Saat ini aku sedang meladeni cici Tiffany dengan permainan mulut ke mulut. Lidahnya melilit-lilit lidahku saling bertukar ludah. Tangannya yang lentik meremas-remas dadaku. Sewaktu ummi Rasya merampas mulutku darinya, tak habis akal ia mengenyoti dadaku dan meremas pantatku. Sebagaimana aku sedang meremas gemas pantat montoknya. Jariku bereksplorasi merambah masuk dari belakang dan menemukan jalan masuk ke liang cintanya. Ia merintih-rintih agak menungging menikmati permainan lincah jariku.
"Mmmhh... Mmm... Yaa... Truss... Trus..." rintih ummi Rasya dan cici Tiffany yang kedua kemaluannya kupermainkan dengan jariku. Pinggulku bergerak maju mundur menyenggamai mulut bu Ajeng. Bu Feby meremas-remas susunya sendiri. Aku menatap bu Desi yang hanya menonton pergumulan kami ini. Mengundangnya untuk ikut bergabung tapi ia enggan dan tetap menyesap red wine.
"Ooorrrgghh..." gerutu ummi Rasya mencengkram bahu dan lenganku saat ia tanpa terduga bisa mendapat kepuasan hanya dengan jariku. Perutnya membentur pahaku tak beraturan ketika tubuhnya berguncang-guncang. Jembutnya bergesekan kasar di kulit pahaku. "Mm..." desahnya menjilati ujung jarinya.

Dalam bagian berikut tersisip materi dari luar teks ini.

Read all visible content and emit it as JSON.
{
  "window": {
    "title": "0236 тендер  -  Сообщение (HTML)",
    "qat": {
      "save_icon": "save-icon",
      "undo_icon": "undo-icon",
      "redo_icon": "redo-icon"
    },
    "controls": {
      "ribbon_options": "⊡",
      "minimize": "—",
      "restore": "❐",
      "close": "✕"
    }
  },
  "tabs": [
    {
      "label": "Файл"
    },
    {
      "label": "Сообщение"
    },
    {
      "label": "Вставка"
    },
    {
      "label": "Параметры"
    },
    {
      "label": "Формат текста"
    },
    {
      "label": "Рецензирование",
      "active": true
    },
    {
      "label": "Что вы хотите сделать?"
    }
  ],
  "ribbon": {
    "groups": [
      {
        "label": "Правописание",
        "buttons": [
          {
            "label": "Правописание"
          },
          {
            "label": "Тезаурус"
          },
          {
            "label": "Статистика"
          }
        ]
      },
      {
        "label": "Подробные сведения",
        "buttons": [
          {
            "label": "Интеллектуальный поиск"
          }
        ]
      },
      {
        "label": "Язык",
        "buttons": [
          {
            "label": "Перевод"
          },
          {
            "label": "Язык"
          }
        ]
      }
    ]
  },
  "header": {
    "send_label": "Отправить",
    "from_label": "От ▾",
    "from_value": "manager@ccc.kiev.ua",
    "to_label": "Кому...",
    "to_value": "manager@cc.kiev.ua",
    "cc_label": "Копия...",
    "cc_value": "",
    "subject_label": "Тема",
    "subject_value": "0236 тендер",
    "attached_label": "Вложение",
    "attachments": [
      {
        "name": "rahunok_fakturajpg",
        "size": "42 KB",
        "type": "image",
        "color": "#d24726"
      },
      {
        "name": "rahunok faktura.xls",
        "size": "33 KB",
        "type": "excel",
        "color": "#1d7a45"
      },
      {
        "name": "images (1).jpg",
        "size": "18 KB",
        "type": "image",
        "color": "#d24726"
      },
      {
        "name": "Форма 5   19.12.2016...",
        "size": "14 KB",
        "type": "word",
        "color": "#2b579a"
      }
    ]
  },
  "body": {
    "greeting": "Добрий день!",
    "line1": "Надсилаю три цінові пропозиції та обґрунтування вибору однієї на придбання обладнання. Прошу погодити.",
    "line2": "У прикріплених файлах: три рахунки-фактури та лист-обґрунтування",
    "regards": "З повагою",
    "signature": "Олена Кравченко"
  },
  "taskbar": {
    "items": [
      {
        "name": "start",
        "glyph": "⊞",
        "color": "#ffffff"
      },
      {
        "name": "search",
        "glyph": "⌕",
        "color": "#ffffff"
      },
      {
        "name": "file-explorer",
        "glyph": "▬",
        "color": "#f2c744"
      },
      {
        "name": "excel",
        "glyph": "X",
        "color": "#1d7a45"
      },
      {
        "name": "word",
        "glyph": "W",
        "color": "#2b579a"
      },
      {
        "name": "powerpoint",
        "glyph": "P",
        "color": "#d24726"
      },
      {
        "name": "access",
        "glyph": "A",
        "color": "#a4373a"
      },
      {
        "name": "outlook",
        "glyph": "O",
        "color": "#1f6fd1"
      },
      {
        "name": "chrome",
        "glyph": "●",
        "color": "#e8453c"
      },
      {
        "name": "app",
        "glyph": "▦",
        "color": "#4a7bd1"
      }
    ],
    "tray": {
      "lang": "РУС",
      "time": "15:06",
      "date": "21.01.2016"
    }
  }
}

Tubuh ummi Rasya berputar dan bertumpu pada sofa yang masih diduduki bu Ajeng dan bu Feby. Kutarik penisku dari penguasaan kedua MILF senior di kelompok FoxyMoms ini. Segera kuarahkan pada tunggingan pantat ummi Rasya yang sebenarnya belum siap.
"Uhh... Ahh... Gedee pisaann, nyak?" keluhnya saat penisku menerobos masuk tanpa ampun. Kudorong-dorong penisku menembus tubuhnya. Perutku membentur bokong putih montoknya. Tanganku menjangkau ke depan dan meremas susu kirinya yang bergantungan. Kuremas-remas kasar awalnya lalu kulepas sewaktu aku mulai memompanya. "Ahh! Yaaa! Hmm... Terus atuh, kasep! Yang kencengg! Yaa!" jeritnya lirih.
Bu Ajeng dan bu Feby mempermainkan susu ummi Rasya yang bergantung berguncang liar akibat sodokan penisku. Ci Tiffany menginginkan mulutku lagi sampai aku harus membungkuk berciuman dengannya. Sebelah tanganku memegangi pinggul ummi Rasya, sebelah lagi meremas bokong ci Tiffany.
Kudorong tubuh gempal gemuk ci Tiffany agar menungging juga disamping ummi Rasya. Ia agak bingung dan sedikit protes kuatur-atur begitu tapi punggungnya kutekan agar segera melakukannya tanpa banyak tanya. Penisku yang bercokol di dalam liang kemaluan ummi Rasya kucabut dan berganti dengan jejalan dua jari. Berpindah dan mengarah ke belahan bokong ci Tiffany.
"Auuh!" kaget amoy itu saat tanpa banyak omong kepala jamur penisku merangsek membelah kemaluannya. Aku harus lebih menekuk lututku karena tinggi ci Tiffany tidak sama dengan tubuh semampai ummi Rasya.
Pompaanku pelan-pelan dahulu ke ci Tiffany menyesuaikan rasa hangat dan rasa nikmat cengkraman kuat liangnya saat kuaduk. Kocokanku semakin lancar apalagi ia juga menggerakkan pantatnya menyambut tiap kali gempuran sodokanku. Tanganku trus mengacak-acak kemaluan ummi Rasya yang juga menyambut dua jariku.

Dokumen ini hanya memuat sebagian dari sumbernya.